Confirmation of a positive effect on the immune status of the recipient is the number of acute rejection crises with similar immunosuppressive therapy in the early (3 months) postoperative period. The examination in the hospital included 68 patients of the experimental group and 100 patients of the control group. It was found that the rejection crisis developed in 3 of 68 patients of the main group (4.4%) versus 22 of 100 patients (22%) in the control group (table 8).

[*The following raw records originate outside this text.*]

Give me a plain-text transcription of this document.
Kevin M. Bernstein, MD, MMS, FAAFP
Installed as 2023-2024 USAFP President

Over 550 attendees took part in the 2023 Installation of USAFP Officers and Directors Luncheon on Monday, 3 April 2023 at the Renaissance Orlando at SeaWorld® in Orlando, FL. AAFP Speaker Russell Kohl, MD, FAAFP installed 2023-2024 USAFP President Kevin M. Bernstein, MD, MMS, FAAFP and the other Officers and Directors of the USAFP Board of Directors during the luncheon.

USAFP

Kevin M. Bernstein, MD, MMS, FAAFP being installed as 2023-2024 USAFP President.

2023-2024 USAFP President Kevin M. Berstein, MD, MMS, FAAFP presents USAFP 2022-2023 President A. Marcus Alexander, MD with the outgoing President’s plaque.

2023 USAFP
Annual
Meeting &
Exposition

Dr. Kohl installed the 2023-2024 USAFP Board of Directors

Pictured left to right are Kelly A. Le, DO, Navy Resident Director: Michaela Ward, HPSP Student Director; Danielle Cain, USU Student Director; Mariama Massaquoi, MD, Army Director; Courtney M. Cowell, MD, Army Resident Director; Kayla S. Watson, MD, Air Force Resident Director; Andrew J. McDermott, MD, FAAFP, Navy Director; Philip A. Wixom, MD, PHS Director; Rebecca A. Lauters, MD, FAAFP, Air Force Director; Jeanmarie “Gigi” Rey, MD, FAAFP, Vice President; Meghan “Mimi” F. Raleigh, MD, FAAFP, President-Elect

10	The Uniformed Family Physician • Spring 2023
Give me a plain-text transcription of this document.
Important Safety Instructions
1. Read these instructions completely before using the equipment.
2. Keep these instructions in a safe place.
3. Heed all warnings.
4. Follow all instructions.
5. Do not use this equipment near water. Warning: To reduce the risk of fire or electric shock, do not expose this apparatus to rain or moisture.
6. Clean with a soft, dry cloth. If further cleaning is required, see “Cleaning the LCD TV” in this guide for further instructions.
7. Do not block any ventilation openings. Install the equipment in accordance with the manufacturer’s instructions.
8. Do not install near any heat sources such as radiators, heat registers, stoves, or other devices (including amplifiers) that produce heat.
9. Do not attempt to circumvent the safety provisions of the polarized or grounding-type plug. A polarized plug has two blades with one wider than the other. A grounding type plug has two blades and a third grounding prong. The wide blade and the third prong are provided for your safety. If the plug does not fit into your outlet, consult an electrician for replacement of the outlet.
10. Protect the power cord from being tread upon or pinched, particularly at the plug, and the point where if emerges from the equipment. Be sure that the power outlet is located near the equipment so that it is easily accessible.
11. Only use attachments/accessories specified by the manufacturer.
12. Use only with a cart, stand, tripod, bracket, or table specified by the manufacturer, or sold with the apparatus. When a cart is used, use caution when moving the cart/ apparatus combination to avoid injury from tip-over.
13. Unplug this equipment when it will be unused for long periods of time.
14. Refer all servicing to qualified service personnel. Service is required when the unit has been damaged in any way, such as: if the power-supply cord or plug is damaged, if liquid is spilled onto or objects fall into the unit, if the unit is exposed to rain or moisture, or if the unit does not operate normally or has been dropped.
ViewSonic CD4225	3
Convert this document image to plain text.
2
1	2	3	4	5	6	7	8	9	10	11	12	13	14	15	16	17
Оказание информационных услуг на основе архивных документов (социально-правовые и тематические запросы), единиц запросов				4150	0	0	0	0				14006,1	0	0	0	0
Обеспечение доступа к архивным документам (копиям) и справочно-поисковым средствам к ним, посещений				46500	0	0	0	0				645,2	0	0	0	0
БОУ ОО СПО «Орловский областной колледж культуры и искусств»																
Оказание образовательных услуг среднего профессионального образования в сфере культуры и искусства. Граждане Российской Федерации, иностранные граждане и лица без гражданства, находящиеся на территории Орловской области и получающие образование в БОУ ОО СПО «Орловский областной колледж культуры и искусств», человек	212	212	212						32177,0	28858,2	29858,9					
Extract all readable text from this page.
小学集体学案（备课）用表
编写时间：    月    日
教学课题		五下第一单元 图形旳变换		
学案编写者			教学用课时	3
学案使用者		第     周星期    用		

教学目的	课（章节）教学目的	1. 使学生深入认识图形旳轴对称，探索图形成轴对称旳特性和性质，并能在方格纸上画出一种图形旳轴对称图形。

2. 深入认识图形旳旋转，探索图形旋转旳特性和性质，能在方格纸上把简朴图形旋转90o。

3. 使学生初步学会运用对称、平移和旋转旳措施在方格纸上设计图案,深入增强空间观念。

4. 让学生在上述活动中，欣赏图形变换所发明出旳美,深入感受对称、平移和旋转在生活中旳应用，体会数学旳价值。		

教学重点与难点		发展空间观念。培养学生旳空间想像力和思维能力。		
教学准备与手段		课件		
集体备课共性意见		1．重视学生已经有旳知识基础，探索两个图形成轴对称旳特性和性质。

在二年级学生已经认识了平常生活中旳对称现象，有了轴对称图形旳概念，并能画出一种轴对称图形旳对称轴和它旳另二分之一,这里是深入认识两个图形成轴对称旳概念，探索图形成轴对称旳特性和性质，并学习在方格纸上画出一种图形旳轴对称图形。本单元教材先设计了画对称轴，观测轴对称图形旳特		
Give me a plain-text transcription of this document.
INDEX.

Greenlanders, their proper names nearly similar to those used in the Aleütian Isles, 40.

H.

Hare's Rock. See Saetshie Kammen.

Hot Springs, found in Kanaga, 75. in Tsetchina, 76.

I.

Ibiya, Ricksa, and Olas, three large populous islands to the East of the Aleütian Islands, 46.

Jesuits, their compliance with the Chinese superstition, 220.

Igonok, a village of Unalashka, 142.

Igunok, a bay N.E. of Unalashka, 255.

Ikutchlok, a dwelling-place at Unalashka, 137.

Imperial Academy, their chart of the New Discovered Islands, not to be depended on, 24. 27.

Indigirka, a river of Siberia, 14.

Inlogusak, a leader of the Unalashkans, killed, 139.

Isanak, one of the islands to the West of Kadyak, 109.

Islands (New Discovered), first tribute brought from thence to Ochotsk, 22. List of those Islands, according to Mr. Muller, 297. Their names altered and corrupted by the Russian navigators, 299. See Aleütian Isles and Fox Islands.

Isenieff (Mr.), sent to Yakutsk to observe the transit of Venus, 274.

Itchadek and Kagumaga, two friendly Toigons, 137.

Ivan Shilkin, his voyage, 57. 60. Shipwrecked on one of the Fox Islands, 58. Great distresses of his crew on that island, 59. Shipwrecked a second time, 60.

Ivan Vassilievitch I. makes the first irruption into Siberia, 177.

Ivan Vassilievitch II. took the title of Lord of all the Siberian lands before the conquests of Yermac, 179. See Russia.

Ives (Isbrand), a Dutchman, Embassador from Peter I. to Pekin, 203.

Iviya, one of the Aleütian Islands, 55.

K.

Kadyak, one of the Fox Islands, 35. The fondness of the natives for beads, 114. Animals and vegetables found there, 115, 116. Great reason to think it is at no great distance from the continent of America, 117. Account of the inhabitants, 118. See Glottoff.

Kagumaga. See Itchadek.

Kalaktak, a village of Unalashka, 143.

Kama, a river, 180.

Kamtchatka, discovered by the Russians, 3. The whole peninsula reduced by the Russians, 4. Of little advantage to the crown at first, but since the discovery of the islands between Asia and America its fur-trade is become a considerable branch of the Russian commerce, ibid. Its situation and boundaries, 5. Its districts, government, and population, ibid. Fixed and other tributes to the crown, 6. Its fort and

Table 8. Acute rejection crisis after orthotopic liver transplantation Analyzed period The main group transfusion KKKDO (n = 68) The control group without transfusion KKKDO (n = 100) Abs. % Abs. % Acute rejection crisis within 3 months after 3 4.4 ± 0.3 22 22.0 ± 0.4 * * - p <0.05; KKKDO - a cellular component of the blood of an organ donor

So, the inclusion of the cellular component of the blood of organ donors in complex infusion-transfusion therapy during liver transplantation provides - an increase in the oxygen-transport function of blood in acute anemia, moderate compensation of thrombocytopenia and an increase in the immunosuppressive (immunomodulating) effect on the immune system of the recipient, which leads to a sharp decrease in acute crises of rejection.

Claims (1)

A method for compensating for acute massive blood loss during transplantation, including restoring the volume of circulating blood due to transfusion of infusion solutions, compensating for the globular volume of blood due to transfusion of allo- and autoerythrocyte-containing media, characterized in that before the transplantation operation, multi-organ organ harvesting from a donor with brain death is performed , during which blood is harvested from the inferior vena cava system, heparin in a dose of 25000-50000 IU is preliminarily administered to the donor, depending bridges of body weight, then cannula of the aorta through one of the iliac arteries, two ligatures are brought under the infrarenal section of the inferior vena cava and the vessel is notched between them, a cannula for blood collection is introduced through the hole in the vein, and with a dilution of 5-10 mm RT. Art. blood flows from the distal section of the inferior vena cava into the sterile reservoir of the apparatus for continuous autotransfusion; a silicone tube is introduced in the proximal direction into the inferior vena cava to remove the mixture of blood and preservative, while the systolic blood pressure (ADs) is lower than 80 mmHg. the aorta is ligated above the celiac trunk, a kustodiol preservative is introduced through the cannula in the aorta for cold perfusion, the other iliac artery is ligated, venous blood collected in a sterile reservoir is subjected to cell separation in a gentle mode - 3 washing cycles with an erythromass flow of 30-70 ml / min next, cells are concentrated to a hematocrit of 65-75 vol.% on a Cell Saver apparatus, the resulting product is designated as “the cellular component of the blood of the organ donor“ KKKDO ”, in the received volume from 500 to 1500 ml of which contains: 3.9-12.0 10 ^{1 2} red blood cell cells or 1.7-5.4 standard doses of red blood cells; 57-171 · 10 ⁹ platelet cells or 0.2-0.6 standard therapeutic doses of platelet concentrate; 48-81 · 10 ⁶ CD34 + of hematopoietic stem cells and 100-264 · 10 ⁶ CD105 + of multipotent mesenchymal stromal cells, KKKDO are transferred using the “return pump” to the container for blood transfusion and are administered intravenously to the patient.